Сухо как во рту! Мент… только сегодня приехал, товарищ милиционер, мол, это, можно заплакать, короче, он поймет, мужское братство. Поймет, блядь!.. Пить. Как выйду, выпить. Только сегодня приехал, вот коробки. Только сегодня.
Ту-дум-тум… ту-дум-тум-тум… ту-дум-тум-тум… ту-дум-тум-тум…
Общага, вот я и вернулся, пиздец какой-то.
Круглые часы «ЗИЛ», без пятнадцати одиннадцать. Охранник как будто не узнает. Да, типа не узнает. Это же я. Уже не пустит.
— Пропуск!
— Я только коробки оставлю и назад.
Неужели паспорт потерял?
Комнату Димкину забыл. Она.
«Димка, мы в 605, если что, поднимайся (с гитарой)», — я писал, а будто и не было ничего.
— Дим, открой, это я — Анвар, я вернулся.
Спит, что ли?
Что он смотрит, бля?! Первокурсник, наверное. Сейчас закурить попросит… как сговорились… а ты выглядишь, как лох доступный.
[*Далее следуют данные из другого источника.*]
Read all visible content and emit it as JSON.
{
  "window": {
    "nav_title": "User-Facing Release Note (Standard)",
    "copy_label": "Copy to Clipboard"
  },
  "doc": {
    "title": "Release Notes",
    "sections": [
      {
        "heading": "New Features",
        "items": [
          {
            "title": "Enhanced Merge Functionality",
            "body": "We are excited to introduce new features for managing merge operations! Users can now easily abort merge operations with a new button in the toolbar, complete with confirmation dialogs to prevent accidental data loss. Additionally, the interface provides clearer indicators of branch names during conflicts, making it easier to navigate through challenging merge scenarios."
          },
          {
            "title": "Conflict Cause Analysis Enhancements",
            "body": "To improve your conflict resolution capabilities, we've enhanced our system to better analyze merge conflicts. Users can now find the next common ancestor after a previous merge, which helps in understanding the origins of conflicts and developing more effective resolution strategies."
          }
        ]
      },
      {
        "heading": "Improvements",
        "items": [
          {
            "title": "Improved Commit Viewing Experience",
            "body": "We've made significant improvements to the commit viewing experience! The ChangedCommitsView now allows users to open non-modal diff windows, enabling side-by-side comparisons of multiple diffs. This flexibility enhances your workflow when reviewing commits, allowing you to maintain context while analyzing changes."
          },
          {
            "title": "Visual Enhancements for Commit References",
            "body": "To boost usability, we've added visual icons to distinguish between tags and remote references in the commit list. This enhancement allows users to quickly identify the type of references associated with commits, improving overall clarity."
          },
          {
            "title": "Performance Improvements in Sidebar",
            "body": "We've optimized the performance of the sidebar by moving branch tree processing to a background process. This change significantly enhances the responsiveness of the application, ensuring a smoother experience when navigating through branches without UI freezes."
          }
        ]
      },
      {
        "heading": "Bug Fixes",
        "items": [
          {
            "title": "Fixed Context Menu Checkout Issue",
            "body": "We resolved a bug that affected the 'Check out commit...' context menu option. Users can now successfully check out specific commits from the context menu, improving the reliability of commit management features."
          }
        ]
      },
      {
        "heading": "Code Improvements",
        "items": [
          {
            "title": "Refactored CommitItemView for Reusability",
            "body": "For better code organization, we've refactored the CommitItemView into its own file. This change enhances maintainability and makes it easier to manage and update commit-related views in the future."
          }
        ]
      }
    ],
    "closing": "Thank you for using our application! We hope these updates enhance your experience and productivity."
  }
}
— Извините, его нет, он вчера самоубийством покончил.
— Что?
— Он вскрыл себе вены, «Скорая» увезла. В очках такой, да?
— Да-а…
Круговое мелькание пролетов. Вспученный линолеум коридора, выбоины и следы от окурков на стенах. Двери. Пыльное, грязное окно в конце, в открытой форточке свежее, яркожелтое свечение. Подходит к двери в конце коридора. Поднимает с пола окурок и, опалив зажигалкой фильтр, закуривает.
— Юра, открой, это я — Анвар, — тихо. — Я вернулся.
Стучит. Тишина.
— Нет, что ли, никого?!
Отходит, громко топая. Тихо возвращается, слушает.
Шепот. Звук отодвигаемой задвижки.
Да-да, так надо будет сделать, мол, спокойно, Юра это ограбление.
Дверь приоткрывается и высовывается голова.
— А! Бабай! Ты че, вернулся, что ли?
— Я. Да…
Смеется, обнимает. Как всегда эта Юркина манера стукаться лбом в плечо.
— Давай, проходи, не стесняйся, будь, как дома, обувь можешь не снимать, — ищет кого-то за спиной Анвара.
Комната. Кровать. Маленький щуплый паренек курит. Налысо остриженная голова. Большие уши. Испуганные серые глаза. В углу большая дорожная сумка «Marlboro». Еще одна кровать, полосатый матрас с желтыми разводами. Индийский земляничный чай, маргарин Rama, ЯЛОВИЧИНА — тушкована вермишель… Ели!
— Ну, ты чё сидишь, как будто человека съел?! — склоняется Юра к пареньку. — Поздоровайся с дядей.
— Паша.
— Анвар.
— Как-как?
— Анвар. Был такой еще, Анвар Саадат, если знаешь, конечно.